I had a dream this morning I was playing Europa (the WW II mega board game), which was kind of odd, because I haven't played it since maybe 1991; but the even weirder part is that it's the second time this week I have dreamt I was playing it.

I don't even have a copy of any game in the series anymore. So I took this as a sign that I might want to play some serious large scale hex and counter wargaming, and thus, did a search on Ebay to find a copy of one of the Europa series of games. Being as how they are massive games, I was pretty happy when I found a few copies of some titles in the series really reasonably priced, and even a little surprised when I found some copies at right around their list price from back in the day.

I ran through three variations on the search to make certain I could net the greatest number of results- Europa, GRD and GDW (the latter two being the companies that produced the game). None of the searches were perfect, each came back with a variety of results for things I wasn't looking for- Fortress Europa (a fine game in it's own right), GRD apparently did get around to publishing their Pacific/East Asian version of the game, and a First World War game too.

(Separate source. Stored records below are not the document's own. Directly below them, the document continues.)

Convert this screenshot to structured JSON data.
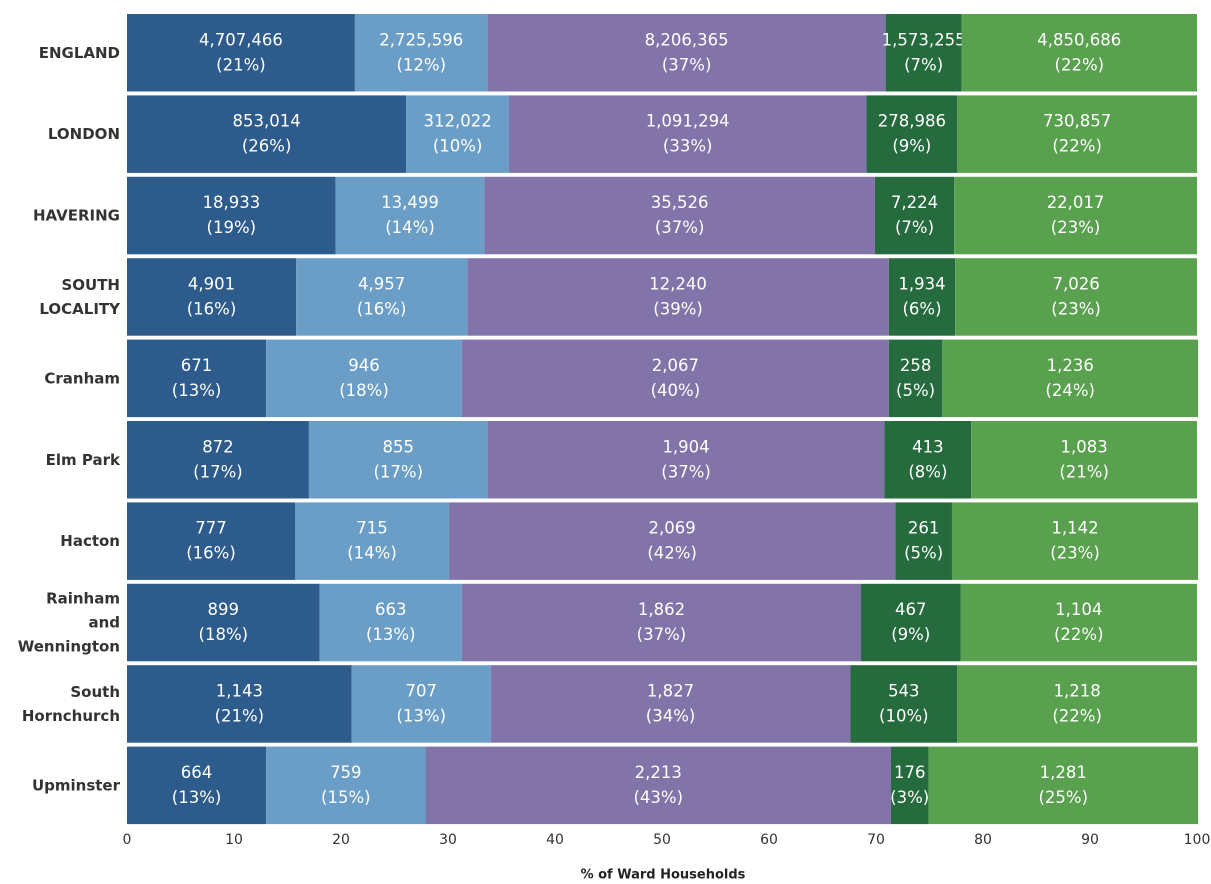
{
  "chart_data": {
    "type": "stacked-barh",
    "x_label": "% of Ward Households",
    "categories": [
      "ENGLAND",
      "LONDON",
      "HAVERING",
      "SOUTH\nLOCALITY",
      "Cranham",
      "Elm Park",
      "Hacton",
      "Rainham\nand\nWennington",
      "South\nHornchurch",
      "Upminster"
    ],
    "series": [
      {
        "color": "#2d5b8b",
        "values": [
          21.3,
          26.1,
          19.5,
          15.8,
          13.0,
          17.0,
          15.7,
          18.0,
          21.0,
          13.0
        ],
        "value_labels": [
          "(21%)",
          "(26%)",
          "(19%)",
          "(16%)",
          "(13%)",
          "(17%)",
          "(16%)",
          "(18%)",
          "(21%)",
          "(13%)"
        ],
        "count_labels": [
          "4,707,466",
          "853,014",
          "18,933",
          "4,901",
          "671",
          "872",
          "777",
          "899",
          "1,143",
          "664"
        ]
      },
      {
        "color": "#6b9ec7",
        "values": [
          12.4,
          9.6,
          13.9,
          16.0,
          18.3,
          16.7,
          14.4,
          13.3,
          13.0,
          14.9
        ],
        "value_labels": [
          "(12%)",
          "(10%)",
          "(14%)",
          "(16%)",
          "(18%)",
          "(17%)",
          "(14%)",
          "(13%)",
          "(13%)",
          "(15%)"
        ],
        "count_labels": [
          "2,725,596",
          "312,022",
          "13,499",
          "4,957",
          "946",
          "855",
          "715",
          "663",
          "707",
          "759"
        ]
      },
      {
        "color": "#8274a9",
        "values": [
          37.2,
          33.4,
          36.5,
          39.4,
          39.9,
          37.1,
          41.7,
          37.3,
          33.6,
          43.5
        ],
        "value_labels": [
          "(37%)",
          "(33%)",
          "(37%)",
          "(39%)",
          "(40%)",
          "(37%)",
          "(42%)",
          "(37%)",
          "(34%)",
          "(43%)"
        ],
        "count_labels": [
          "8,206,365",
          "1,091,294",
          "35,526",
          "12,240",
          "2,067",
          "1,904",
          "2,069",
          "1,862",
          "1,827",
          "2,213"
        ]
      },
      {
        "color": "#256b3d",
        "values": [
          7.1,
          8.5,
          7.4,
          6.2,
          5.0,
          8.1,
          5.3,
          9.3,
          10.0,
          3.5
        ],
        "value_labels": [
          "(7%)",
          "(9%)",
          "(7%)",
          "(6%)",
          "(5%)",
          "(8%)",
          "(5%)",
          "(9%)",
          "(10%)",
          "(3%)"
        ],
        "count_labels": [
          "1,573,255",
          "278,986",
          "7,224",
          "1,934",
          "258",
          "413",
          "261",
          "467",
          "543",
          "176"
        ]
      },
      {
        "color": "#59a14e",
        "values": [
          22.0,
          22.4,
          22.7,
          22.6,
          23.9,
          21.1,
          23.0,
          22.1,
          22.4,
          25.2
        ],
        "value_labels": [
          "(22%)",
          "(22%)",
          "(23%)",
          "(23%)",
          "(24%)",
          "(21%)",
          "(23%)",
          "(22%)",
          "(22%)",
          "(25%)"
        ],
        "count_labels": [
          "4,850,686",
          "730,857",
          "22,017",
          "7,026",
          "1,236",
          "1,083",
          "1,142",
          "1,104",
          "1,218",
          "1,281"
        ]
      }
    ],
    "xlim": [
      0,
      100
    ],
    "xticks": [
      0,
      10,
      20,
      30,
      40,
      50,
      60,
      70,
      80,
      90,
      100
    ],
    "grid": false
  }
}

I was surprised though by two things though when I did the GDW search. First, Frank Chadwick's name is attached to a whole lot of games I played when I was young and second, and possibly related, is that I played a lot more GDW stuff than I ever really realized. Traveller was my first non-D&D RPG, and while I didn't play it a lot (I didn't own the game), I have pretty fond memories of it. GDW's “Tet Offensive” and “Stand & Die: The Battle of Borodino 1941” taunted younger me from the shelves at Twilight book and Game because they looked awesome and I couldn't reasonably afford them with my 1991 salary. Command Decision was the first miniatures wargame I ever owned. Dragon Magazine insured that I would purchase and play “Twilight:2000”, it's numerous accessories and, eventually, it's second edition (and it's 2.5 edition); to this day it's the best game I never played enough of. “The Blue Max” was pretty much a guarantee for playing with my best friend Darryl's dad (Big Darryl) because of our “Dawn Patrol” addiction. “Space 1889” was maybe the coolest RPG I never bought or played, it's on my bucket list. They published Gary Gygax's “Dangerous Journeys”, which was kind of ballsy considering the vindictive giant that TSR was at the time. I read Challenge magazine after I stopped reading Dragon. I remember playing “Air Superiority” with Big Darryl too.


This is just a list of GDW products that I spotted reading through 3/4s of a page on an Ebay search. I am sure there would be more if I found an actual catalog and looked through it.

edit- it turns out that wikipedia has a list of their games here and it is even more of a trip down memory lane- "Harpoon", "En Garde" and more.